Majorana vortex phases in time-reversal invariant higher-order topological insulators and topologically trivial insulators (2505.17980v2)

Abstract: Majorana vortex phases have been extensively studied in topological materials with conventional superconducting pairing. Inspired by recent experimental progress in realizing time-reversal invariant higher-order topological insulators (THOTIs) and inducing superconducting proximity effects, we investigate Majorana vortex phases in these systems. We construct THOTIs as two copies of a topological insulator (TI) with time-reversal symmetry-preserving mass terms that anisotropically gap the surface states. We find that these mass terms have a negligible impact on the vortex phase transitions of double TIs when treated as perturbations, and no additional topological phase transitions are induced.
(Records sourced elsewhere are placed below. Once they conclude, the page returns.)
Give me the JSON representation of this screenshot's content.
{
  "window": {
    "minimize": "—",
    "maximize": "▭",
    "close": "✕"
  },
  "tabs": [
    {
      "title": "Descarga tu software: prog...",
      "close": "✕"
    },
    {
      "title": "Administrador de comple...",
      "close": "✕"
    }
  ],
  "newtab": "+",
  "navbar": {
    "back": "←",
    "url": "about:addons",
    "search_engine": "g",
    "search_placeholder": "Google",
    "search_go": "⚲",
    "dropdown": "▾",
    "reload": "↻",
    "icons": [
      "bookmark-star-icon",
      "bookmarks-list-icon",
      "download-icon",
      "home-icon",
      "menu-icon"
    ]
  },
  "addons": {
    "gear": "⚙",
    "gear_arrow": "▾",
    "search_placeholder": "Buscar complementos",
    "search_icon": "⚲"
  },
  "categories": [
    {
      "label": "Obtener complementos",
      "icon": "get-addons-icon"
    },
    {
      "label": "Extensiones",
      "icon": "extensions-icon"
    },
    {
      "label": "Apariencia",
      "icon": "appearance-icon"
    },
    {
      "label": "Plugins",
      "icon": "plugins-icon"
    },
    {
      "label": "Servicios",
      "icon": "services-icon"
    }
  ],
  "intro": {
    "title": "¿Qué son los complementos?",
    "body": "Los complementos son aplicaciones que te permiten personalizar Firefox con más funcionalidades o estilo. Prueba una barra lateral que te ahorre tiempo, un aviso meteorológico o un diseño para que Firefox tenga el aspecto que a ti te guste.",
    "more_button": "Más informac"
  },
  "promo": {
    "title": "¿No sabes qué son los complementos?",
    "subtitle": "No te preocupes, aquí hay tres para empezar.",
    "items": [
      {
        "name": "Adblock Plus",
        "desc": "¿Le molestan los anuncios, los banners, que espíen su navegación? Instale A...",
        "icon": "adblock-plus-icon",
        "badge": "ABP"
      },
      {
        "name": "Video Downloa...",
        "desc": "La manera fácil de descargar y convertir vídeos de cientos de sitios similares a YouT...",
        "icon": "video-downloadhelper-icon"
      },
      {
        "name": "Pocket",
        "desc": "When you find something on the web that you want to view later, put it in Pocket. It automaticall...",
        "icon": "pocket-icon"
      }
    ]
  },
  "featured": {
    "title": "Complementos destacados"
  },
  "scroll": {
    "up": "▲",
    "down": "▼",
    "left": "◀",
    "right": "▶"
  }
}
Consequently, $\mathbb{Z}_2$-protected Majorana vortex end modes (MVEMs) emerge when the chemical potential lies between the critical chemical potentials $\mu_c^{(1)}$ and $\mu_c^{(2)}$ of the two TI vortex phase transitions. We demonstrate this behavior across multiple THOTI models, including rotational symmetry-protected THOTI, inversion symmetry-protected THOTI, rotational and inversion symmetries-protected THOTI bismuth, and extrinsic THOTI. Remarkably, MVEMs persist even when all surfaces are gapped with the same sign, rendering the system topologically trivial in both first- and second-order classifications. Our findings establish that MVEMs can be realized in time-reversal invariant systems with fully gapped surfaces, encompassing both topologically nontrivial and trivial insulators, thus significantly broadening the solid state material platforms for hosting Majorana vortex phases.